Banjir sudah sangat akrab dengan panti asuhan ini. Januari ini sudah tiga kali. Bulan lalu 14 kali. Hasrat untuk pindah ke tempat yang lebih tinggi terhalang biaya.
NOFIYATUL CHALIMAH, Samarinda
ZAKIA gelisah siang itu. Banjir telah memenuhi seluruh rumah hingga setinggi lututnya. Dia bersiap bermalam di musala di samping kediamannya bersama anak-anak. Bayang-bayang Ramadan dua tahun lalu muncul di kepalanya, saat genangan setinggi paha memaksanya tidur di musala. Tiga hari tiga malam. Bersama anak-anak.
Beruntung tim pemadam kebakaran tiba-tiba datang Selasa (14/1) malam itu. Menawarkan bantuan menyedot air keluar dari rumah. Beruntungnya lagi, air berhasil disedot dan hanya menyisakan genangan di teras pada dini hari kemarin (15/1).
Rumah yang ditempati Zakia bukan rumah biasa. Rumah ini juga panti asuhan. Namanya Panti Asuhan Baitul Walad. Di sini, Zakia merawat 15 bayi dan balita. Panti asuhan ini turut mengasuh 74 anak di atas enam tahun yang sudah bersekolah.
Bersama suaminya, Farid Agus Setiawan, pemilik nama lengkap Zakia Hubudiyah itu sudah menggulirkan roda panti asuhan selama 10 tahun. Zakia pun telah akrab dengan banjir yang kerap menyambangi panti asuhan di Jalan Flamboyan, Sungai Kunjang, Samarinda, tersebut.
“Desember 14 kali kebanjiran, kalau Januari ini sudah tiga kali,” kisah Zakia.
Jika banjir, dia dan para pengasuh memilih tidak tidur. Bergantian menjaga bayi. Tiap tiga-empat jam berganti jaga. Sebab, jika banjir masuk rumah, bayi dan balita tetap tidur di kotak ranjang mereka yang tinggi. Sementara pengasuh duduk menunggu di sebelahnya.
Tanggul di depan rumah pun sudah dibuat untuk menghalangi air masuk. Namun, air tetap menemukan celah menyelip ke rumah ini melalui bagian belakang.
Ketika banjir, tak hanya tenaga ekstra yang keluar. Tetapi, biaya yang juga makin banyak. Dia pun sudah tak lagi memakai lemari kayu karena cepat rusak saking kerap disatroni banjir. Saat ini, lemari yang dia pakai adalah yang berbahan plastik. Belum lagi, risiko dikunjungi ular saat banjir.
“Kemarin malam (14/1) saja, sudah ada ular besar hampir selingkar paha di parit depan. Lalu orang pemadam tahu dan ditangkap. Itu saja susah tangkapnya, sekitar setengah jam baru bisa.

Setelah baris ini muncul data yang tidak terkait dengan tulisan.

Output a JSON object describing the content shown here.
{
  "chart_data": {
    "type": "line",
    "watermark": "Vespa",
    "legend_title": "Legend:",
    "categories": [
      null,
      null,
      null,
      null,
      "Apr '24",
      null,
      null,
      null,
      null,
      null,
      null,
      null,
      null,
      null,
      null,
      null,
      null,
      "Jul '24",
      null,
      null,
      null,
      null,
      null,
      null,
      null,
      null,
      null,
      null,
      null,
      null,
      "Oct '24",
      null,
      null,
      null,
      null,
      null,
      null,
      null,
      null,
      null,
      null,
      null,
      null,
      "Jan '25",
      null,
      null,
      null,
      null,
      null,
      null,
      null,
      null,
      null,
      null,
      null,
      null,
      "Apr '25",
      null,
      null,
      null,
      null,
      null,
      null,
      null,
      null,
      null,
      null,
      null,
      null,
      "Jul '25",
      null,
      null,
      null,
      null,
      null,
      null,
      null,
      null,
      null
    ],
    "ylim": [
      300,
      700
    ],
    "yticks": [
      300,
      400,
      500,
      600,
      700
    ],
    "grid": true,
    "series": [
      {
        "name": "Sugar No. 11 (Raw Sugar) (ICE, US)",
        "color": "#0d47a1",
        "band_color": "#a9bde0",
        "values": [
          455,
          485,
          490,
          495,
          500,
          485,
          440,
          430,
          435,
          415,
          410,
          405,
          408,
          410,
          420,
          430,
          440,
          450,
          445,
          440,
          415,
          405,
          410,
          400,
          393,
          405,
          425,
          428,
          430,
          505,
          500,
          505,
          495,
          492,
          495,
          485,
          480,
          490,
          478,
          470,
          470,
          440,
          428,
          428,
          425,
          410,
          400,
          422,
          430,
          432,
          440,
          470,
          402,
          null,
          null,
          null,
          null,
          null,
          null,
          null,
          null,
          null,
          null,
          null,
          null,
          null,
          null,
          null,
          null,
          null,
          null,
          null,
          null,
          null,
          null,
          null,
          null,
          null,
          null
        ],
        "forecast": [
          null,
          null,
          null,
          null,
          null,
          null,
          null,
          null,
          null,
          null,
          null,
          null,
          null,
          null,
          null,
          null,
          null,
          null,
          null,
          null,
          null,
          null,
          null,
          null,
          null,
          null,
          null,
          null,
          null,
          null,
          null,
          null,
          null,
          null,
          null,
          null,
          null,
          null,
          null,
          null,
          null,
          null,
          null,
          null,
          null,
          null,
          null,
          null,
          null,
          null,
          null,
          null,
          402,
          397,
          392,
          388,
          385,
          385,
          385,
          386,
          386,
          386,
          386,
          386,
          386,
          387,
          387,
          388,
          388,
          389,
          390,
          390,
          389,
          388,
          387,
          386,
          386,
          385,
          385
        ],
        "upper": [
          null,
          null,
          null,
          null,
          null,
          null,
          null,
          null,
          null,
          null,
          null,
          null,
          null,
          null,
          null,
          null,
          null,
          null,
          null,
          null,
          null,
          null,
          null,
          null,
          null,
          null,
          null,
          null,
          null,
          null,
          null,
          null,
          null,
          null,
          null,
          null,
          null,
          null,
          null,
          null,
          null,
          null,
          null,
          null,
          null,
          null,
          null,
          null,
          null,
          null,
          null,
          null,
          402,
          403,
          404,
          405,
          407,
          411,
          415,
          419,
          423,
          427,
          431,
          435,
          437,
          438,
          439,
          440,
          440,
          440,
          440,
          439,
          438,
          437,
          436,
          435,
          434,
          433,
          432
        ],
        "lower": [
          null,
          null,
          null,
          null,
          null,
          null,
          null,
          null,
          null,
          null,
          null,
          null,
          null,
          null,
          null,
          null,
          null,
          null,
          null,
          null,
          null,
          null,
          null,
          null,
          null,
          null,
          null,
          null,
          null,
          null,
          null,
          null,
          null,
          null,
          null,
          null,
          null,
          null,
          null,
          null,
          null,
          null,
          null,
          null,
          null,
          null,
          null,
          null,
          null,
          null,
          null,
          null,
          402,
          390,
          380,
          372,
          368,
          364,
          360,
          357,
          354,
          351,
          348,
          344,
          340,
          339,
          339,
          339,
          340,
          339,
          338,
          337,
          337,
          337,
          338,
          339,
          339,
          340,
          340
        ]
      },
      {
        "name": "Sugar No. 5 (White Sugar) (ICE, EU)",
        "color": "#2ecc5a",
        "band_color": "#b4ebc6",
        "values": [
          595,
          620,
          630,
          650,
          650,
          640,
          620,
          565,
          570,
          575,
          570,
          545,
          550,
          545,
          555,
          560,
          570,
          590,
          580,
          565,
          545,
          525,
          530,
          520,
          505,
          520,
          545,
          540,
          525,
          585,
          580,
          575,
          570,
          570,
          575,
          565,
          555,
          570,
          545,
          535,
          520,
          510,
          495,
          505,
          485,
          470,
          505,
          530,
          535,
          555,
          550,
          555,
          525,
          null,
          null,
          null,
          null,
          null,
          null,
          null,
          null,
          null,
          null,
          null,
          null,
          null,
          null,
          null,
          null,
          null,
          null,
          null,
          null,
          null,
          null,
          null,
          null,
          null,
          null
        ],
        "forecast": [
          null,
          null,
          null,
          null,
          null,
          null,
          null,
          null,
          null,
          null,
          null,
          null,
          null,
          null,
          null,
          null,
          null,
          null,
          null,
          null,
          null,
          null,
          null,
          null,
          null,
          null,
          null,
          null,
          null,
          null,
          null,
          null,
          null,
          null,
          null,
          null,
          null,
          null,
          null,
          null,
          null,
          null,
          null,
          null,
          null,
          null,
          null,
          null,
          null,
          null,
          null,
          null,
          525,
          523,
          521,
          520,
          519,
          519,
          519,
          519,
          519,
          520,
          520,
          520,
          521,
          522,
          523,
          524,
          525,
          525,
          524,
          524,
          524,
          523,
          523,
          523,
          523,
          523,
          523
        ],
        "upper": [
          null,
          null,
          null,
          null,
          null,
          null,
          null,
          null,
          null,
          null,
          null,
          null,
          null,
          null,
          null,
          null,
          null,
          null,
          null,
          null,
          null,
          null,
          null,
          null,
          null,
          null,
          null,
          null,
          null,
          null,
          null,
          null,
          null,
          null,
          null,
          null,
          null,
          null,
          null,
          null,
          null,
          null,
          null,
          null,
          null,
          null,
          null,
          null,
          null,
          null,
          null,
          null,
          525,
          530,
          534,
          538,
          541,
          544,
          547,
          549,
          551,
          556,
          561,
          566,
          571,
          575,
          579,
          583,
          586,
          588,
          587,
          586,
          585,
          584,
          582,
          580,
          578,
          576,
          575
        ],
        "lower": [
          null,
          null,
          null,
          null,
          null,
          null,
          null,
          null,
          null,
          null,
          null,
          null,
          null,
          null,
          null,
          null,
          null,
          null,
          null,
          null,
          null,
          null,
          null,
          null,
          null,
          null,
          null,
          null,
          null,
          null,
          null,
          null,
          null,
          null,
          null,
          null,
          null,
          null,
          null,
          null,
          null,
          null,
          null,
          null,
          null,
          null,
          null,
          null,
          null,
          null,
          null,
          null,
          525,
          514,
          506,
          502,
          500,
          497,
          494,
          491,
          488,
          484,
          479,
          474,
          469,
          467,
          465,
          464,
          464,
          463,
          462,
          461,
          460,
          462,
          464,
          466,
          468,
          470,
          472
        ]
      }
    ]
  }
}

Belakang panti ini kan gunung, jadi banyak sarang ularnya,” cerita perempuan yang tengah mengandung tersebut.
Pihaknya pun ingin membangun panti baru di area belakang rumah yang posisinya lebih tinggi. Sehingga tak khawatir kebanjiran. Namun, dana yang diperlukan cukup besar. Hitungan Zakia dan temannya menyentuh angka Rp 8,5 miliar. Angka sebesar itu membuat Zakia menunda dulu niatnya. Dia memilih mendahulukan keinginan untuk memberi tanggul di sekeliling panti asuhan. Jadi, air tak bisa masuk. Sembari berharap banjir tak menyatroni rumah ini lagi.
Bagi dia, terpenting saat ini adalah kondisi anak-anak panti asuhan yang masih bayi dan balita. Sebab, ketika banjir, mereka pasti kesusahan air bersih. Jika begini, para balita mesti cebok dengan air minum dan mandi hanya dengan tisu basah.